Olay 1 Mayıs günü Karabağlar ilçesi Yeşilyurt semtinde
bulunan bir markette meydana geldi. Alınan bilgiye göre yatırım yapmak amacıyla
taksi satın almak isteyen market sahibi A.C., kendisini H.Y. olarak tanıtan
şüpheli ile 3 milyon 625 bin lira karşılığında anlaştı. Kendisinden kapora
talep etmesi üzerine avukatı Şenay Geçkil'e danışan A.C., Avukat Geçkil'in her
ihtimale karşı kaporayı satıcıya görüntü ve ses kaydı alan güvenlik
kameralarının bulunduğu dükkanda vermesi tavsiyesine uydu. A.C., taksi satışı
için anlaştığı H.Y. ve yanındaki bir kişiyi daha dükkanına çağırarak 32 bin 500
lira değerindeki 5 adet Cumhuriyet altınını kapora olarak verdi. Bu anlar
güvenlik kameraları tarafından saniye saniye hem ses hem de görüntü olarak kaydedildi.
Aynı taksi başka bir
isimle yeniden satışta
Kaporayı elden teslim eden A.C., H.Y.'den uzun bir süre
haber alamayınca avukatı Şenay Geçkil'in yanına giderek durumu anlattı ve
Geçkil yaptığı araştırmada aynı taksinin başka bir isimle yeniden internet sitesi
üzerinden satışa sunulduğunu fark etti. A.C., avukatı Şenay Geçkil aracılığıyla
şüpheliler hakkında 'örgüt kurmak suretiyle nitelikli dolandırıcılık'
iddiasıyla İzmir Cumhuriyet Başsavcılığı'na suç duyurusunda bulundu.
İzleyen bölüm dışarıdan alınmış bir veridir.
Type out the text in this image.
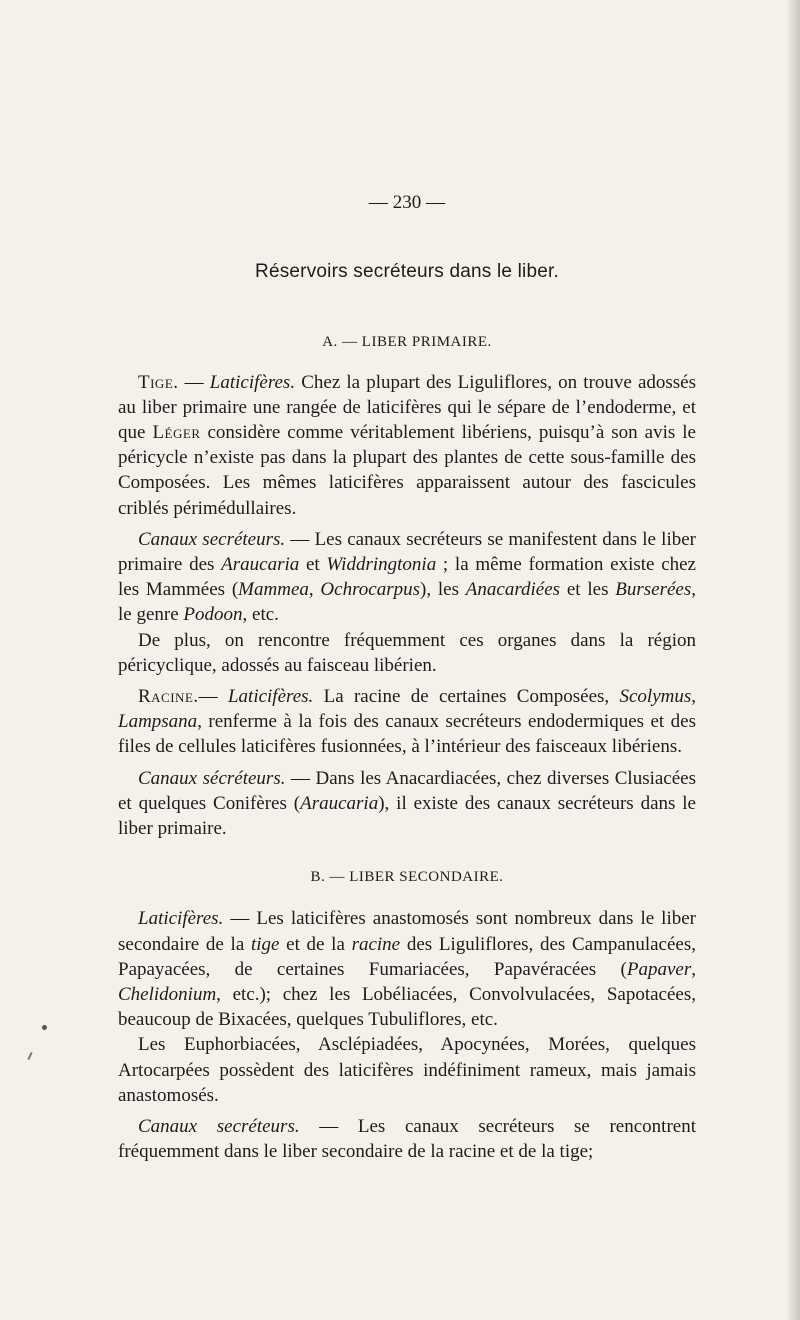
— 230 —
Réservoirs secréteurs dans le liber.
A. — LIBER PRIMAIRE.

Tige. — Laticifères. Chez la plupart des Liguliflores, on trouve adossés au liber primaire une rangée de laticifères qui le sépare de l’endoderme, et que Léger considère comme véritablement libériens, puisqu’à son avis le péricycle n’existe pas dans la plupart des plantes de cette sous-famille des Composées. Les mêmes laticifères apparaissent autour des fascicules criblés périmédullaires.

Canaux secréteurs. — Les canaux secréteurs se manifestent dans le liber primaire des Araucaria et Widdringtonia ; la même formation existe chez les Mammées (Mammea, Ochrocarpus), les Anacardiées et les Burserées, le genre Podoon, etc.

De plus, on rencontre fréquemment ces organes dans la région péricyclique, adossés au faisceau libérien.

Racine.— Laticifères. La racine de certaines Composées, Scolymus, Lampsana, renferme à la fois des canaux secréteurs endodermiques et des files de cellules laticifères fusionnées, à l’intérieur des faisceaux libériens.

Canaux sécréteurs. — Dans les Anacardiacées, chez diverses Clusiacées et quelques Conifères (Araucaria), il existe des canaux secréteurs dans le liber primaire.

B. — LIBER SECONDAIRE.

Laticifères. — Les laticifères anastomosés sont nombreux dans le liber secondaire de la tige et de la racine des Liguliflores, des Campanulacées, Papayacées, de certaines Fumariacées, Papavéracées (Papaver, Chelidonium, etc.); chez les Lobéliacées, Convolvulacées, Sapotacées, beaucoup de Bixacées, quelques Tubuliflores, etc.

Les Euphorbiacées, Asclépiadées, Apocynées, Morées, quelques Artocarpées possèdent des laticifères indéfiniment rameux, mais jamais anastomosés.

Canaux secréteurs. — Les canaux secréteurs se rencontrent fréquemment dans le liber secondaire de la racine et de la tige;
Şüphelilerin polis ekipleri tarafından her yerde arandığı öğrenildi.
Satıcıya bir daha
ulaşamadı
Dedektif gibi çalışarak, müvekkilinin bir suç örgütü
tarafından dolandırıldığını tespit eden Avukat Şenay Geçkil, müvekkilinin
kapora verdikten sonra bir daha satıcıya ulaşamadığını söyledi. Avukat Geçkil,
"Müvekkilimiz Ramazan Bayramı evvelinde yatırım amacıyla taksi satın almak
istedi. Satıcıyla yüz yüze iletişime geçmeden önce beni arayarak kapora vermek
istediğini, bayramdan sonra da aracı satın almak istediğini söyledi. Araya
bayram gireceği için ben kapora alışverişini iş yerinde, ses ve görüntü kaydı
alınabilen bir ortamda yapması gerektiğini söyledim. Böylelikle müvekkilimiz
kapora alışverişi yapacağı kişileri iş yerine davet etti. 5 Cumhuriyet Altını
kapora karşılığında taksinin satışı için anlaştılar. Bayramdan hemen sonra da
müvekkilimiz satış işlemleri için karşı tarafla iletişime geçmek isteyince,
karşı tarafın şüpheli ve çelişkili ifadelerinin ardından bizimle tekrar
iletişime geçti. Biz de ticari taksinin plakasından durumu sorgulattık ve
aracın üzerine kayıtlı olduğu kişiyle taksiyi satmak isteyen kişilerin farklı
kişiler olduğunu saptadık. Daha sonra kaporanın iadesi için müvekkilim satıcı
ile iletişime geçmek istedi anca kendisine bir daha ulaşamadı. Yine yaptığımız
araştırmalarda da aynı taksinin birden fazla satıcı adıyla çok sayıda ilanda satılık
olarak yer aldığını tespit ettik" dedi.
"Münferit bir
olay değil"
Olayı gerçekleştiren şüphelilerin bir suç örgütü üyesi
olduğunu saptadıklarını belirten Avukat Şenay Geçkil, "Yaptığımız sonraki
araştırmalarda da olayın münferit bir olay olmadığı, şüphelilerin suç işlemek
amacıyla kurulan örgütün birer üyesi olduğu ortaya çıktı. Bunun neticesinde de
diğer tüm delilleri toplayarak İzmir Cumhuriyet Başsavcılığına giderek Türk
Ceza Kanununun 158 ve 220. maddeleri gereğince suç duyurusunda bulunduk. Şüpheliler
şu anda her yerde aranıyor ve soruşturma da sürüyor" açıklamasında
bulundu.
Meslek haline
getirmişler
Öte yandan dolandırıcıların aynı yöntemle çok sayıda kişiyi dolandırdığına da vurgu yapan Avukat Şenay Geçkil, "Yaptığımız araştırmada ilgili aracın birden fazla isimle çok sayıda satılık ilanına koyulduğunu öğrendik. Ayrıca diğer müştekilerin de şikayetleri üzerine bu şahısların dolandırıcılığı meslek haline getirdikleri ortaya çıktı" diye konuştu.